Abbiamo raggiunto Francesco Laporta (Lapo per gli amici) dopo l’incredibile sesto posto al BMW PGA Championship, uno degli eventi più importanti nel calendario dell’European Tour, nel quale è stato il grande protagonista fino all’ultimo colpo, e da subito si è percepita tutta la sua passione per il golf.

Una passione che da una piccola realtà come quella del Sud Italia l’ha portato a solcare i fairway internazionali e confrontarsi con i migliori.

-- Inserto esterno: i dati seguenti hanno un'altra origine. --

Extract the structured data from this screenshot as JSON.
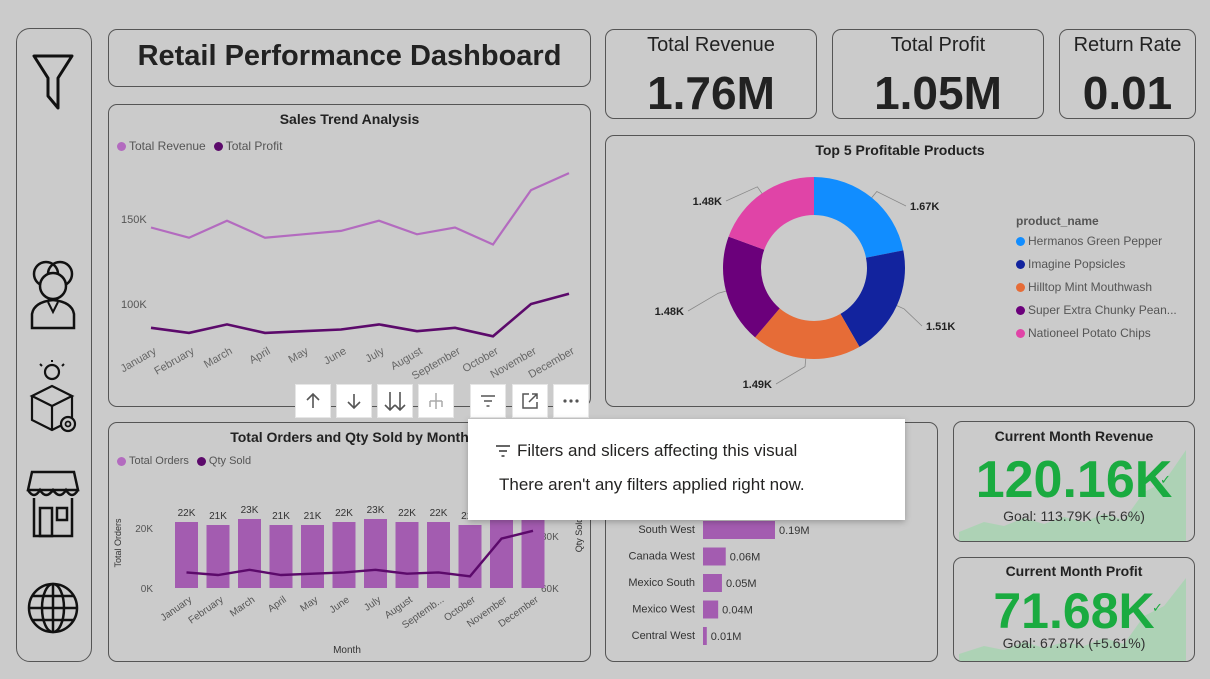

La maturità con la quale si racconta dimostra la solidità di questo ragazzo, che ha ricevuto dalla sua famiglia dei solidi valori a cui aggrapparsi in ogni momento e che, a breve, trasmetterà anche alla sua bambina, in arrivo a metà dicembre.

Dietro quello sguardo fiero si cela il classico ragazzo della porta accanto, che ama stare in famiglia, frequentare gli amici di sempre e che ha una passione sfegatata per la sua squadra del cuore, l’Inter. Ma indagando più a fondo si scopre anche la sua vera e propria mania per le scarpe, rigorosamente Nike. Ne possiede oltre 200 paia, tutte perfettamente ordinate nella sua cabina armadio fatta costruire su misura. 

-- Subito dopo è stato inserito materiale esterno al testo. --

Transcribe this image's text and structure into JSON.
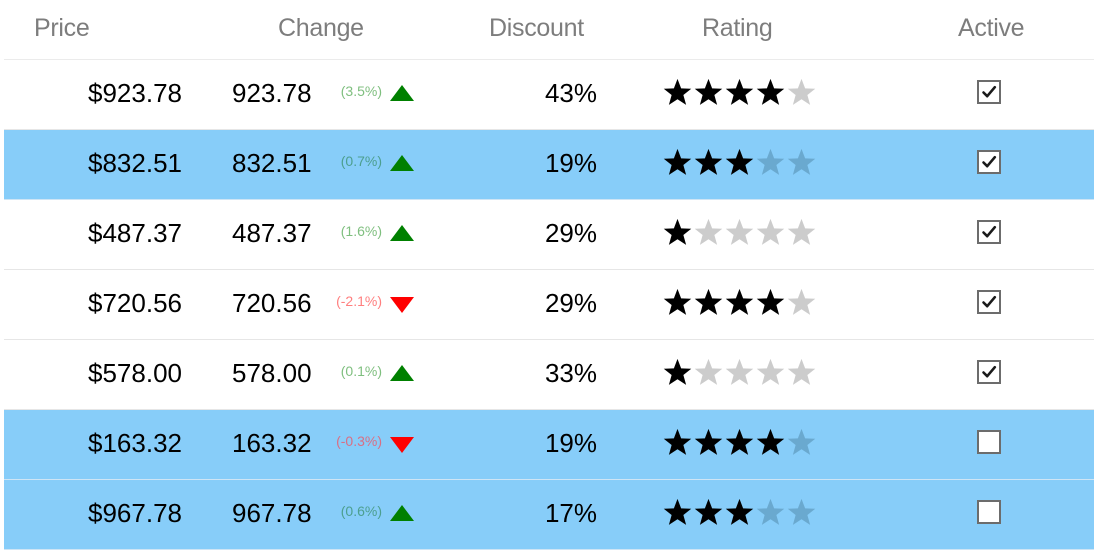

Partiamo da una domanda fondamentale: hai scelto il passeggino?

Ti dico solo che lunedì dopo Wentworth mi sono recato immediatamente al “Mondo Bimbo” per sceglierlo personalmente.

Bene, ora parliamo di golf. È scattato qualcosa nella tua testa che ti ha cambiato la vita, professionalmente parlando? 

Sono cambiate molte cose a partire dal metodo di allenamento e della preparazione fisica. Vado in palestra due volte a giorno, mattina e sera, dando molta importanza allo stretching per cercare di evitare gli infortuni. Ora mi focalizzo su attività mirate privilegiando determinati colpi, i quali sono sempre stati i miei talloni d’Achille. E poi, ovviamente, è cambiata la mia attitudine mentale. 

C’è un momento chiave che ti ha portato a questi cambiamenti?

Tutto questo è scattato in me quando a metà stagione non stavo ottenendo grossi risultati. A quel punto ho letto “Mamba Mentality”, il libro di Kobe Briant e da lì ho capito che avrei dovuto dare sempre il massimo in allenamento per poi trasportare le stesse sensazioni durante i tornei.

Sono sempre stato appassionato alla storia dei grandi sportivi e di come abbiano fatto a diventare così forti. Leggendo il libro ho realmente capito che dietro ogni atleta c’è tantissimo spirito di sacrificio, duro allenamento, ed è proprio quello che sto cercando di mettere in pratica. 

Ti aspettavi questi risultati così nell’immediato?

A dire la verità assolutamente no. Dopo l’Irish Open ho capito che avrei dovuto fare molto di più per cercare di essere sempre più competitivo ma mai avrei pensato che in così poco tempo sarei arrivato dove sono ora ottenendo il quarto posto all’Open d’Italia e una Top 10 a Wentworth. Il segreto è stata la costanza, la determinazione, i sacrifici e la voglia di giocare sul Tour maggiore anche l’anno prossimo.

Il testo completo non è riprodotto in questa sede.